At the battle of Evesham the barons were routed, Montfort slain, and himself left on the field for dead. A baron's daughter discovered him; nursed him with care, and married him; the fruit of this marriage was ``pretty Bessee.'' Henry de Montfort assumed the garb and semblance of a beggar to escape the vigilance of King Henry's spies. (Percy: Reliques.)

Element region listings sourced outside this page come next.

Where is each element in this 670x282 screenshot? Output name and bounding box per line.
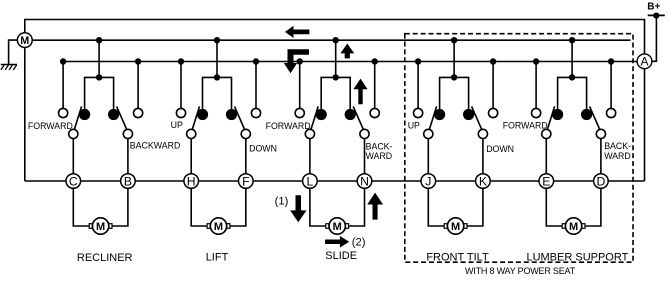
connector L [303,174,318,189]
wire: connector F to motor 3 [230,188,246,226]
contact: group 5 left pivot [542,129,551,138]
svg-text:N: N [360,174,369,188]
motor M6 (Lumber Support) [562,218,585,234]
connector J [421,174,436,189]
junction: group 2 right outer on bus 3 [253,58,259,64]
switch arm: group 3 right [353,106,364,130]
junction: group 3 stem on bus 2 [333,37,339,43]
svg-text:H: H [187,174,196,188]
arrow: (1) down (slide motor feed) [290,195,306,222]
svg-text:B: B [124,174,132,188]
svg-text:FRONT TILT: FRONT TILT [426,251,489,263]
wire: B+ to connector A [652,16,657,62]
contact: group 4 outer left (open) [414,108,423,117]
contact: group 2 inner right (closed) [226,109,237,120]
switch arm: group 5 left [547,106,555,130]
contact: group 1 inner left (closed) [79,109,90,120]
connector A [637,54,652,69]
svg-text:(2): (2) [352,236,366,248]
junction: group 4 right outer on bus 3 [490,58,496,64]
contact: group 5 inner right (closed) [581,109,592,120]
wire: connector E to motor 6 [546,188,562,226]
junction: group 3 left outer on bus 3 [297,58,303,64]
arrow: down-turn (L-shaped) [284,49,309,73]
wire: B+ bus line 1 (top) [25,20,645,54]
svg-text:M: M [96,221,105,233]
wire: group 4 common bridge [440,77,469,109]
motor M1 (seat motor, top left) [17,33,32,48]
junction: group 3 common bridge [333,74,339,80]
svg-text:M: M [333,221,342,233]
switch arm: group 2 left [192,106,200,130]
motor M4 (Slide) [326,218,349,234]
contact: group 3 left pivot [305,129,314,138]
wire: group 3 right pivot to connector N [364,139,366,174]
svg-text:(1): (1) [275,195,289,207]
svg-text:WARD: WARD [366,151,393,161]
wire: group 4 common stem from bus 2 [453,40,455,77]
svg-text:BACKWARD: BACKWARD [130,140,181,150]
contact: group 5 outer right (open) [607,108,616,117]
switch arm: group 5 right [590,106,601,130]
contact: group 3 outer right (open) [370,108,379,117]
ground [1,65,17,70]
wire: connector K to motor 5 [467,188,483,226]
wire: bus line 2 (switch common feed) [32,39,630,41]
wire: group 2 right pivot to connector F [245,139,247,174]
svg-text:M: M [214,221,223,233]
wire: group 2 right outer stem from bus 3 [255,62,257,109]
label: slide BACK-WARD [366,141,393,161]
arrow: small up (at slide stem) [340,44,354,59]
junction: group 4 stem on bus 2 [451,37,457,43]
wire: M1 to ground [9,40,18,64]
contact: group 5 outer left (open) [532,108,541,117]
wire: connector N to motor 4 [349,188,365,226]
connector K [476,174,491,189]
junction: group 4 left outer on bus 3 [415,58,421,64]
svg-text:LUMBER SUPPORT: LUMBER SUPPORT [526,251,628,263]
wire: group 5 right outer stem from bus 3 [610,62,612,109]
contact: group 3 inner right (closed) [345,109,356,120]
switch arm: group 2 right [235,106,246,130]
wire: group 4 left pivot to connector J [427,139,429,174]
label: lumber support BACK-WARD [604,141,631,161]
contact: group 3 inner left (closed) [316,109,327,120]
contact: group 4 inner right (closed) [463,109,474,120]
junction: group 5 stem on bus 2 [569,37,575,43]
svg-text:C: C [69,174,78,188]
contact: group 1 outer left (open) [59,108,68,117]
contact: group 1 inner right (closed) [108,109,119,120]
switch arm: group 4 left [429,106,437,130]
svg-text:UP: UP [408,120,420,130]
wire: group 3 left pivot to connector L [309,139,311,174]
wire: connector H to motor 3 [191,188,207,226]
junction: group 1 common bridge [96,74,102,80]
wire: group 2 left pivot to connector H [190,139,192,174]
junction: group 2 left outer on bus 3 [178,58,184,64]
svg-text:LIFT: LIFT [206,252,229,264]
junction: group 4 common bridge [451,74,457,80]
motor M2 (Recliner) [89,218,112,234]
wire: group 3 right outer stem from bus 3 [374,62,376,109]
wire: group 3 common bridge [321,77,350,109]
wire: connector C to motor 2 [73,188,89,226]
arrow: (2) right (slide motor return) [325,236,349,248]
contact: group 2 inner left (closed) [197,109,208,120]
wire: M1 to bottom bus [24,48,26,182]
dashed box: 8-way power seat option [405,34,633,263]
wire: group 4 left outer stem from bus 3 [417,62,419,109]
svg-text:BACK-: BACK- [604,141,631,151]
contact: group 4 right pivot [478,129,487,138]
svg-text:A: A [640,55,648,69]
junction: group 1 stem on bus 2 [96,37,102,43]
svg-text:DOWN: DOWN [486,144,514,154]
svg-text:DOWN: DOWN [249,143,277,153]
junction: group 2 common bridge [214,74,220,80]
contact: group 5 right pivot [596,129,605,138]
wire: group 2 common stem from bus 2 [216,40,218,77]
switch arm: group 1 right [117,106,128,130]
wire: connector L to motor 4 [310,188,326,226]
wire: bottom bus (connector row) [25,180,645,182]
contact: group 2 left pivot [187,129,196,138]
junction: group 3 right outer on bus 3 [372,58,378,64]
wire: group 4 right outer stem from bus 3 [492,62,494,109]
contact: group 4 outer right (open) [489,108,498,117]
svg-text:FORWARD: FORWARD [266,121,311,131]
connector D [594,174,609,189]
wire: connector J to motor 5 [428,188,444,226]
svg-text:FORWARD: FORWARD [503,121,548,131]
connector N [357,174,372,189]
junction: group 5 right outer on bus 3 [608,58,614,64]
wire: bus line 3 (to connector A) [63,61,637,63]
contact: group 1 right pivot [123,129,132,138]
connector E [539,174,554,189]
connector C [66,174,81,189]
svg-text:SLIDE: SLIDE [325,250,357,262]
contact: group 4 left pivot [424,129,433,138]
svg-text:RECLINER: RECLINER [77,252,133,264]
switch arm: group 1 left [74,106,82,130]
wire: connector D to motor 6 [585,188,601,226]
switch arm: group 3 left [311,106,319,130]
wire: group 1 left outer stem from bus 3 [62,62,64,109]
motor M5 (Front Tilt) [444,218,467,234]
contact: group 2 outer left (open) [176,108,185,117]
wire: group 1 right pivot to connector B [127,139,129,174]
svg-text:WITH 8 WAY POWER SEAT: WITH 8 WAY POWER SEAT [465,266,576,276]
arrow: left (slide direction on bus 2) [285,26,309,38]
wire: group 2 common bridge [203,77,232,109]
arrow: up (right of slide bridge) [353,79,367,105]
wire: connector B to motor 2 [112,188,128,226]
svg-text:UP: UP [171,120,183,130]
contact: group 2 outer right (open) [251,108,260,117]
B+ terminal [647,2,665,19]
wire: group 3 common stem from bus 2 [335,40,337,77]
junction: group 2 stem on bus 2 [214,37,220,43]
svg-text:E: E [542,174,550,188]
junction: group 5 common bridge [569,74,575,80]
wire: A to bottom bus [644,69,646,181]
junction: group 1 left outer on bus 3 [60,58,66,64]
wire: group 5 right pivot to connector D [600,139,602,174]
svg-text:M: M [569,221,578,233]
wire: group 4 right pivot to connector K [482,139,484,174]
svg-text:L: L [307,174,314,188]
wire: group 5 left pivot to connector E [545,139,547,174]
contact: group 5 inner left (closed) [552,109,563,120]
svg-text:M: M [451,221,460,233]
contact: group 1 left pivot [69,129,78,138]
svg-text:M: M [20,35,29,47]
contact: group 2 right pivot [241,129,250,138]
junction: group 5 left outer on bus 3 [533,58,539,64]
wire: group 5 common bridge [558,77,587,109]
wire: group 1 common bridge [85,77,114,109]
svg-text:F: F [242,174,249,188]
contact: group 3 right pivot [360,129,369,138]
motor M3 (Lift) [207,218,230,234]
svg-text:FORWARD: FORWARD [28,121,73,131]
svg-text:K: K [479,174,487,188]
svg-text:D: D [596,174,605,188]
arrow: up (right of connector N) [367,193,383,220]
wire: group 1 right outer stem from bus 3 [137,62,139,109]
svg-text:WARD: WARD [604,151,631,161]
wire: group 2 left outer stem from bus 3 [180,62,182,109]
connector H [184,174,199,189]
wire: group 1 left pivot to connector C [72,139,74,174]
switch arm: group 4 right [472,106,483,130]
contact: group 3 outer left (open) [295,108,304,117]
svg-text:BACK-: BACK- [366,141,393,151]
connector F [239,174,254,189]
junction: group 1 right outer on bus 3 [135,58,141,64]
wire: group 5 common stem from bus 2 [571,40,573,77]
contact: group 4 inner left (closed) [434,109,445,120]
svg-text:B+: B+ [647,2,660,13]
wire: group 5 left outer stem from bus 3 [535,62,537,109]
contact: group 1 outer right (open) [134,108,143,117]
svg-text:J: J [425,174,431,188]
connector B [121,174,136,189]
wire: group 3 left outer stem from bus 3 [299,62,301,109]
wire: group 1 common stem from bus 2 [98,40,100,77]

Here the name appears to refer to a hamlet which grew up in a clearing in a wood in the late medieval period and like many such examples from various, formerly well wooded, parts of the country appears to be associated with the name of a person. However, the earliest (14th century) reported reference to Bednall alias Bethnal Green gives the name as Blithenhal and this tends to refute the above suggested origin. Further research is needed to clarify this matter since it is known that at least one of the Staffordshire Bednalls, a member of the lower gentry, visited London at various times in the late 14th century and had powerful friends at court. Another, Thomas Budenhall/Bedenhall, was a member of the household of John de Delves, Deputy Justiciar of Chester and one of the Black Prince's most valued servants. He undoubtedly travelled widely on his master's business and is likely to have had the access to patronage which would have enabled him to acquire, for himself or for his kin, the right to exploit a suitable forest or woodland site. Further research is needed to determine, perhaps from early charters and deeds, the origins of the various place names and the extent to which the various possible sources of the personal name actually contributed to the spread of the name and its various derivatives.